Part One is labeled “Contact.” Around 1000 AD, some Viking mariners apparently became disoriented at sea, having set out from Greenland. There are two versions of this: either the land was sighted by a sailor named Bjarni Herjolfsson (he found the country not worth going ashore to visit) or by Leif Eiriksson, who actually did go ashore and gathered “wondrous plants” before returning to Greenland. The Vikings later returned to found a settlement. Eiriksson became known as “Leif the Lucky,” in the tale more familiar to school children. Their settlement did not endure long.

Next, in 1492, came Columbus and the Spanish explorers. Horwitz gives a good bit of detail about the additional voyages of Columbus, along with the tale of Horwitz’s own exploratory visit to The Dominican Republic. Columbus didn’t reach past the Caribbean to touch South America until his voyage of 1497. Amerigo Vespucci, a man the author labels as a gifted self-promoter, later claimed to have gotten there in 1496, but that claim has been solidly debunked. The fact that his name (Amerigo) was given to America is a gross injustice, courtesy of a map-maker who needed a label for the New World.

Part Two is entitled “Conquest,” and covers the explorations of the Spanish Conquistadors, most notably Cortez , Ponce de Léon, and DeSoto. Horwitz himself set out to follow their trails, and the tale of DeSoto’s march through what is now the American South is particularly vivid and grueling.

Part Three deals with “Settlement,” beginning with Florida. St. Augustine is, of course, America’s oldest city, but Horwitz also uncovers other settlements that didn’t last, along with forts that were abandoned.
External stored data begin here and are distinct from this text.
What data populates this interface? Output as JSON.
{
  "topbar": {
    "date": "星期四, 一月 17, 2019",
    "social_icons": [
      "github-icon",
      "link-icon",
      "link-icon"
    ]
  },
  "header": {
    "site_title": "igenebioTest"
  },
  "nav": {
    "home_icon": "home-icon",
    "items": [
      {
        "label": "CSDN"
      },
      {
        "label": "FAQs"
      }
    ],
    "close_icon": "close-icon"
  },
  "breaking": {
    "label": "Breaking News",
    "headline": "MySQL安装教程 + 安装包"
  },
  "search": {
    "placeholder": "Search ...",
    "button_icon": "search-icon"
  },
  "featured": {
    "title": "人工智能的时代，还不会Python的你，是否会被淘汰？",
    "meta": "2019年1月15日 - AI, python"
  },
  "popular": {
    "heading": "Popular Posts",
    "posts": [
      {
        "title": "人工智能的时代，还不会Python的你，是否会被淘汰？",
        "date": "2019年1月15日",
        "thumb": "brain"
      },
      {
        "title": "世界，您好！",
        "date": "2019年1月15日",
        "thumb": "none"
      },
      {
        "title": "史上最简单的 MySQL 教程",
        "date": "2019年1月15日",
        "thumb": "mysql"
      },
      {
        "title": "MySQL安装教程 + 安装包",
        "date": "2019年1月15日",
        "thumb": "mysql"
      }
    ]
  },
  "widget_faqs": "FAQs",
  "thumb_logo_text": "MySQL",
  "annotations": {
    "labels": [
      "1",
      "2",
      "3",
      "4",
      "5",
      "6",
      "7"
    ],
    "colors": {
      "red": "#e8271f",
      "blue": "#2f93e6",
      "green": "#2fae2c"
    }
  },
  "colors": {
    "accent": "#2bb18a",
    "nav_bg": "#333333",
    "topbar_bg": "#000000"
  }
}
There was (a surprise to me) a strong French bid to settle Florida, successfully met by Spanish resistance.

After the first hundred years, the English finally weighed in at Roanoke, site of the well-known “Lost Colony.” Horwitz covers all the theories of what happened there, interviewing academics as well as talking to people who have lived in the swampy areas of North Carolina during modern times, including members of Indian tribes.

Jamestown is next, with a long section on Pocohantas and John Smith. Finally, he winds up back at Plymouth.

Horwitz’s style is decidedly un-stuffy. He recounts conversations in detail, so that the language of his interviews brings a lively immediacy to his subjects. This casual approach can at times distract from the very solid scholarship behind his quest, but it makes for easy reading.

I was surprised that the author did not give at least a nod to the possibility that Chinese Admiral Zeng He may have “discovered” America a good 70+ years before Columbus. As yet, there is no solid proof of this, but since the first years of the 21st Century, there has been a buzz about the existence of a chart showing the Cape of Good Hope as discovered by a Chinese “treasure fleet” under Zeng He’s command in 1421. There has been much speculation on the possibility of the fleet’s further westward exploration. If proof can ever be established, Mr. Horwitz may have to write us a sequel, and one can only hope it will be as well-researched and interesting as A Voyage Long and Strange.